- Promotional poster
- Hangul: 되어줄래? 나의 매니저
- RR: Doeeojullae? Naui maenijeo
- MR: Toeŏjullae? Naŭi maenijŏ
- Genre: Youth Romantic Coming of Age
- Written by: Kim Seo-ha
- Directed by: Kim Young-sam
- Starring: Kanon Nonomura [ja]; Ahn Jun-won; Yoon Do-jin; Yang Jun-beom; Nam Min-su;
- Country of origin: South Korea
- Original language: Korean
- No. of seasons: 1
- No. of episodes: 6

Production
- Executive producer: Na Byung-jun
- Production location: South Korea
- Running time: 25 minutes
- Production companies: MEGAMETA Apollo Pictures

Original release
- Network: Wavve; Rakuten Viki;
- Release: 12 December – 26 December 2025

= Will You Be My Manager? =

2025 South Korean series

Will You Be My Manager? is a South Korean television series directed by Kim Young-sam and written by Kim Seo-ha.

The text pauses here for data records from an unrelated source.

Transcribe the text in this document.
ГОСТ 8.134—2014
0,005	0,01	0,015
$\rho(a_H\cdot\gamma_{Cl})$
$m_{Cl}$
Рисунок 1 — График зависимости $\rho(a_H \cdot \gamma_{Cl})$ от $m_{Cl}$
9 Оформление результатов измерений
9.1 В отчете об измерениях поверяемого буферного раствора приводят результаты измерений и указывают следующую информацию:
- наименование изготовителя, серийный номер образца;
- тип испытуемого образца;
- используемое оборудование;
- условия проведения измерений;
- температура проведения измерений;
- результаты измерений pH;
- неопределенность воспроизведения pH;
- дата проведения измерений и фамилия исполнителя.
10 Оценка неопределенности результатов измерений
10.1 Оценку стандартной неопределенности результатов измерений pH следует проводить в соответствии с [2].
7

The drama stars Kanon Nonomura, Ahn Jun-won, Yoon Do-jin, Yang Jun-beom, and Nam Min-su. It premiered on December 12, 2025, simultaneously on Wavve in selected regions and globally on Rakuten Viki.

==Synopsis==
Hana Hirose, a Japanese exchange student who dreams of becoming the manager of a popular pop group that hides a secret, transfers to the management major of Segi Arts High School, South Korea's only arts high school, and becomes involved with four handsome students from the acting major.
==Cast==
===Main===
- Kanon Nonomura as Hana Hirose
 A Japanese exchange student with a secret.
- Ahn Jun-won as Gu Eun-ho
 A confident, cool child actor from 10-million-viewer films, ranked first in the acting major.
- Yoon Do-jin as Cheon Si-woo
 A warm-hearted man whose style contrasts with his best friend, Gu Eun-ho.
- Yang Jun-beom as Kim Ba-reun
 Hana Hirose's cousin with a charming, puppy-like charm.
- Nam Min-su as Nam Min-soo
 A free-spirited man who can be lazy in the backseat but springs to life when the dopamine kicks in.
- Han Ji-an as Shin Ji-ah
 A class president, Kim Ba-reun's girlfriend.

===Supporting===

- Do Ji-woo as Gu Leader
- Ahn Hyun-ji as Song Bit-na
- Ryu Ye-eun as Kim Seul-gi
- Woo Ri-ye as Homeroom Teacher
- Go Dong-eun as Ji-ho
- Lee Min-joo as Yoo-jin
- Yoo Min-jae as Kyung-joon
- Kang Yong-seok as Jung-hoon

== Episodes ==

| No. | Title | Directed by | Written by | Original release date |
|---|---|---|---|---|
| 1 | "Hello, Hana-chan" Transliteration: "Annyeong hanajjang" (Korean: 안녕 하나(花)짱) | Kim Young-sam | Kim Seo-ha | December 12, 2025 |
| 2 | "Blossoming" Transliteration: "Gaehwa" (Korean: 개화(開花)) | Kim Young-sam | Kim Seo-ha | December 12, 2025 |
| 3 | "Full Bloom" Transliteration: "Mangae" (Korean: 만개(滿開)) | Kim Young-sam | Kim Seo-ha | December 19, 2025 |
| 4 | "Falling Flowers" Transliteration: "Nakwa" (Korean: 낙화(落花)) | Kim Young-sam | Kim Seo-ha | December 19, 2025 |
| 5 | "Budding Leaves" Transliteration: "Sinnok" (Korean: 신록(新綠)) | Kim Young-sam | Kim Seo-ha | December 26, 2025 |
| 6 | "Autumn's Harvest" Transliteration: "Yeoreumui yeolmae" (Korean: 여름의 열매(夏の実)) | Kim Young-sam | Kim Seo-ha | December 26, 2025 |

==Production==
===Development===
The drama was planned by Megameta with the CEO, Na Byung-jun was executive producer.

It produced by Apollo Pictures, a production company known for producing several hit dramas, including Sign, Secret Healer, and The Secret Romantic Guesthouse.
===Casting===
On September 19, 2025, MANTANWEB was reported that Kanon will be the lead role of the drama.

==Reception==

===Audience viewership===
Will You Be My Manager? was ranked in the top 5 in Europe, the Middle East, and Southeast Asia in terms of viewership in its first week on Rakuten Viki, and entered the top 10 in the Americas, Oceania, and India.